“My textile exploration began in wonder,” Virginia Postrel writes at the end of her magnificent new book, The Fabric of Civilization. “As I heard from scholars, scientists, and businesspeople (. . .) I was repeatedly struck by what a fundamental technology textiles represent, what world-shaking consequences they’ve had, and how remarkable much of their history is.” And yet that history is, in many ways and to many people, invisible. As Postrel puts it, “any sufficiently familiar technology is indistinguishable from nature.” Yet this fundamental technology, this seemingly permanent fixture of the human environment, is deserving of our wonder and our attention.
If Postrel can claim, with great credibility, that “the story of textiles is the story of human ingenuity,” I would argue that it simply is the human story in its entirety. It is humans at our most artistic but also at our most calculating and scientific. It is humans at our most creative and innovative but also at our most routine and ordinary. It is human beauty and human cruelty. “At best, civilization encourages cooperation, curbing humanity’s violent urges; at worst, it unleashes them to conquer, pillage, and enslave. The history of textiles reveals both aspects.” After all, one cannot tell a history of textiles without telling a history of cotton, a fiber which millions were enslaved to cultivate. Postrel’s history is neither romantic nor cynical, forcing us to look at both the extraordinary inventiveness and energy which gives us everything we take for granted, and the terrible wrongs we casually inflict upon one another in pursuit of narrow benefits.
In short, The Fabric of Civilization is the story of humanity through the lens of fibers, threads, cloths, and dyes, the way they have been made and the complex patterns of trade that have matched stages of production with consumers around the world throughout history. More than history, in fact; Postrel begins in prehistory, noting “What we usually call the Stone Age could just as easily be called the String Age.”
The two prehistoric technologies were literally intertwined. Early humans used string to attach stone blades to handles, creating axes and spears.
The blades survived millennia, waiting to be excavated by archaeologists. The cords rotted away, their vestiges invisible to the naked eye. Scholars named prehistoric ages after the layers of increasingly sophisticated stone tools they found: Paleolithic, Mesolithic, Neolithic. Lithic means “of or pertaining to stone.” Nobody thought about the missing threads. But we get a false picture of prehistoric life and of the earliest products of human ingenuity when we imagine only the hard tools that easily endure the passage of time. Today’s researchers can detect traces of softer stuff.
There would be no stone tools without cords to hold them together. This passage also reveals another recurring theme in the book, another way in which the history (and prehistory) of textiles gives us a view to human ingenuity: the creative and scientific advancements made by scholars and researchers attempting to reveal more of the past than their predecessors were able to. This, too, is part of the human story, and it is the foundation Postrel’s own research rests upon.

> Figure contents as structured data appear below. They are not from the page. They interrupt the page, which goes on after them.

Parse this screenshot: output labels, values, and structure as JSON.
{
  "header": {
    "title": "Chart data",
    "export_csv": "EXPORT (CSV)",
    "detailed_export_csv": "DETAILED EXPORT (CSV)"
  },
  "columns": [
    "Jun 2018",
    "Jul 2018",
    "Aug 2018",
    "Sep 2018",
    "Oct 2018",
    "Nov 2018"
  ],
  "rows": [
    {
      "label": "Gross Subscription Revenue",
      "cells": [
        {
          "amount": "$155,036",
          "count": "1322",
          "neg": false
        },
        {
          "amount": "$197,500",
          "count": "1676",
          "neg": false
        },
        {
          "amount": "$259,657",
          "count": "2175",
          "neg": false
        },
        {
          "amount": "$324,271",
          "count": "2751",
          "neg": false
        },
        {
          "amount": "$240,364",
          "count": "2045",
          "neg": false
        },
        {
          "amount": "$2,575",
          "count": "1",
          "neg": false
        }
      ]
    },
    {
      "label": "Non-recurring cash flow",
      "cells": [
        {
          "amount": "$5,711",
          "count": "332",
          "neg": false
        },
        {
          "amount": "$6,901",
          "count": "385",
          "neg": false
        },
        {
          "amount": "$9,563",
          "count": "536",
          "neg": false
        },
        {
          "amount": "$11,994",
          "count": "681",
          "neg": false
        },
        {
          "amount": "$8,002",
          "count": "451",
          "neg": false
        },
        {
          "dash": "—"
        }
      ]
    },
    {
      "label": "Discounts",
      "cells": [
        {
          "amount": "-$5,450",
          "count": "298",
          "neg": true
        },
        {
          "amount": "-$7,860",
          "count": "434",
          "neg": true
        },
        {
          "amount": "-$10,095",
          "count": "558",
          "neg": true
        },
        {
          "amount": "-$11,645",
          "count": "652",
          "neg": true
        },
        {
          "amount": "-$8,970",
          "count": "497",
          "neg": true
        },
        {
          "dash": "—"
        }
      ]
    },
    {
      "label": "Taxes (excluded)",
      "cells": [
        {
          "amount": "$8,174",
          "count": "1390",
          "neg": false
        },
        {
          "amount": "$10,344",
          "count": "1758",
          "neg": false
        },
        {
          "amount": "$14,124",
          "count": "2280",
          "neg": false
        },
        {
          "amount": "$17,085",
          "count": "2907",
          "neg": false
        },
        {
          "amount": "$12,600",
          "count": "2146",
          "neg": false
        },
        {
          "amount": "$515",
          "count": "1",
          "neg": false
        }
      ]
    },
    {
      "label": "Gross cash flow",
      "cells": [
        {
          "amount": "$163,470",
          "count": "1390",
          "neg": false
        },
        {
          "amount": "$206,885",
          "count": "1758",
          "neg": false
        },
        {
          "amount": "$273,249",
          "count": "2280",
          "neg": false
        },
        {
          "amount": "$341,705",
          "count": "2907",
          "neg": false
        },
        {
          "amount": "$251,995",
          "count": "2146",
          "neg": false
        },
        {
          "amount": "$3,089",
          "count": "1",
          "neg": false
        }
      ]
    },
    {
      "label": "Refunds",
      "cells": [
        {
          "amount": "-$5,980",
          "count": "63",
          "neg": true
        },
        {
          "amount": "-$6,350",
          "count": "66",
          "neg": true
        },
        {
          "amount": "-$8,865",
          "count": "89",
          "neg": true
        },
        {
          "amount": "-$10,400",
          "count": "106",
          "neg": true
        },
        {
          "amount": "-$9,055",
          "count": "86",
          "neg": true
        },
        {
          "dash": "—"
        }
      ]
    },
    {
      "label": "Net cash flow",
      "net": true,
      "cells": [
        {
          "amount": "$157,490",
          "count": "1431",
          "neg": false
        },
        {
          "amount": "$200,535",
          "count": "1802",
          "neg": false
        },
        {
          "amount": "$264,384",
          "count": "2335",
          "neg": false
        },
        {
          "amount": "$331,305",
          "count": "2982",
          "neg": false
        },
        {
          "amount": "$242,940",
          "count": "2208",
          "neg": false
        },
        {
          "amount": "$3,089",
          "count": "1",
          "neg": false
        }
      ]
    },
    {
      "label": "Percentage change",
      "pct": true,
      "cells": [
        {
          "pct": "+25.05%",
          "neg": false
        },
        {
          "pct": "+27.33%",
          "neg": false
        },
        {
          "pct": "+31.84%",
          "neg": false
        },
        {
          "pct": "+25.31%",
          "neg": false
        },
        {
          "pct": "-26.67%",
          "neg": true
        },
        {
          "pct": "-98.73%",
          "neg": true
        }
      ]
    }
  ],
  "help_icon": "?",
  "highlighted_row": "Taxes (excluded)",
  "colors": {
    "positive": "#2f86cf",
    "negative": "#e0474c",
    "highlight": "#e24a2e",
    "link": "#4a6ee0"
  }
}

And what a foundation it is. I must confess it is difficult to review a book which covers as much ground as this one. The Fabric of Civilization’s scope is vast in both time—beginning in prehistory and moving to the present, with many stops in between and return trips besides—and space, for Postrel tells a truly global history of textiles and the civilizations that produced them. Even this understates the breadth of what is covered; from the agricultural cultivation of sources of fiber, to the artistry of spinning threads, to the mathematical sophistication of weaving patterns—often turned into songs to serve as mnemonic devices—to the chemistry of dyeing, to the economics of trade from antiquity to today, to the various uses that people have found for textiles which creates the demand for all of this focused intelligence and energy.
In a remarkably concise package and in clear, accessible prose, The Fabric of Civilization offers more than any intellectually or historically curious reader could hope for.